LWF reiterates concern over vaccine inequity, and impact of pandemic on girls’ education
(LWI) – In spite of an expansive global response to the COVID-19 pandemic, “hundreds of millions of people” have not had access to life-saving vaccines, and two years on, it continues to exacerbate situations of vulnerability including poverty and gender-based violence.
A statement from The Lutheran World Federation (LWF) Council meeting in June strongly deplored “vaccine inequity which has resulted in too many people lacking vaccines,” and urged the international community to ensure swift and equitable access.
The LWF governing body noted it was “extremely distressed” about the pandemic’s impact on school girls whose right to education was disrupted after falling victim to teenage pregnancies and forced marriages during the lockdowns. The Council urged greater engagement by governments, church leaders and other stakeholders in protecting women and girls.
The Council also called on churches to do more to confront misleading theologies and disinformation about the pandemic.
LWF Council Statement on the COVID-19 pandemic
The Council notes with great concern that two years since the outbreak, COVID-19 remains a global pandemic, with hundreds of thousands of infections every day. The pandemic has caused an unprecedented number of deaths, dismantled the livelihoods of millions of people, and disrupted the daily lives of the entire global population. COVID-19 is not only a public health pandemic but has become a major amplifier of vulnerabilities, poverty, and gender-based violence, including intersectional issues.
The Council appreciates the various efforts to develop vaccines to respond to COVID-19. In spite of the expansive global response, hundreds of millions of people have been left out of life-saving vaccines and therapeutics. The Council strongly deplores vaccine inequity which has resulted in too many people lacking access to vaccines. The Council further decries the pervasive misinformation and disinformation about COVID-19 and vaccines, some of which is driven by harmful theological teachings and ideologies, that have contributed to slow acceptance of vaccines and other protective measures.
The Council is extremely distressed about the impact of COVID-19 on girls whose right to education has been disrupted due to teenage pregnancies, as well as early and forced marriages during lockdowns. This situation has been worsened by cultural biases, policies and laws that hinder them from returning to school.
The Council is grateful for the role that the LWF member churches have played in responding to COVID-19, particularly through the Rapid Response Fund, humanitarian and livelihood programs, advocacy as well as theological reflection.
The Council calls on:
- Governments and the international community to ensure swift and equitable distribution and access to COVID-19 vaccines and treatments, in accordance with existing international agreements.
- Governments, church leaders and other actors to increase their efforts towards protecting women and girls from gender-based violence in the context of the pandemic and to enable and support pregnant girls and teenage mothers who have been denied access to school, so they may return to school.

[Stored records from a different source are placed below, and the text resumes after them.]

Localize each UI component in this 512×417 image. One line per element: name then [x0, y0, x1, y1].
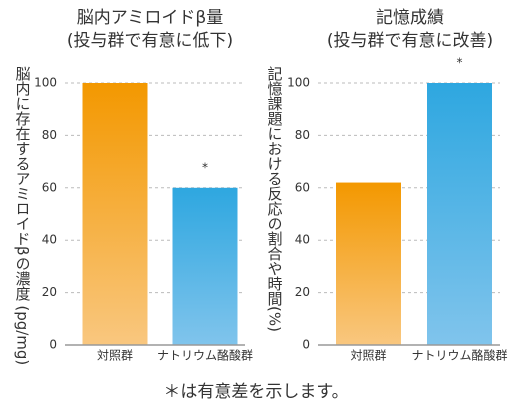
x-tick-label: ナトリウム酪酸群: [411, 348, 507, 363]
bar: [427, 83, 492, 345]
y-tick-label: 80: [42, 128, 57, 142]
bar: [336, 182, 401, 345]
footnote: ＊は有意差を示します。: [163, 382, 348, 402]
y-axis-label: 記憶課題における反応の割合や時間(%): [266, 66, 284, 332]
x-tick-label: 対照群: [97, 349, 133, 363]
bar: [82, 83, 148, 345]
y-axis-label: 脳内に存在するアミロイドβの濃度 (pg/mg): [14, 66, 32, 365]
annotation: *: [457, 56, 463, 70]
y-tick-label: 0: [49, 338, 57, 352]
x-tick-label: ナトリウム酪酸群: [157, 348, 253, 363]
x-tick-label: 対照群: [350, 349, 386, 363]
chart-title: 記憶成績: [376, 8, 444, 28]
y-tick-label: 0: [302, 338, 310, 352]
y-tick-label: 100: [287, 76, 310, 90]
y-tick-label: 60: [42, 180, 57, 194]
annotation: *: [202, 160, 208, 174]
chart-subtitle: (投与群で有意に低下): [67, 31, 233, 51]
chart-title: 脳内アミロイドβ量: [77, 8, 224, 28]
y-tick-label: 20: [42, 285, 57, 299]
y-tick-label: 20: [295, 285, 310, 299]
y-tick-label: 80: [295, 128, 310, 142]
y-tick-label: 60: [295, 180, 310, 194]
y-tick-label: 40: [42, 233, 57, 247]
y-tick-label: 100: [34, 76, 57, 90]
y-tick-label: 40: [295, 233, 310, 247]
bar: [172, 187, 238, 345]
chart-subtitle: (投与群で有意に改善): [327, 31, 493, 51]
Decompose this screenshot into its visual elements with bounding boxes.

- LWF member churches to be supported to increase their efforts towards confronting misleading theologies, misinformation and disinformation in relation to the COVID-19 pandemic, and to promote theological perspectives of resilience, responsibility and hope, rooted in our Lutheran tradition.
The global community to learn from COVID-19 and to put in place robust measures to ensure preparedness, better response capacity and structures to safeguard everyone’s health and well-being in case of future pandemics.
The LWF Council is the highest authority of the LWF between Assemblies. It consists of the President, the Chairperson of the Finance Committee, and 48 members from LWF member churches in seven regions. The current governing body was elected at the May 2017 Twelfth Assembly in Windhoek, Namibia. The 2022 meeting takes place, 9-14 June, at the Ecumenical Center in Geneva.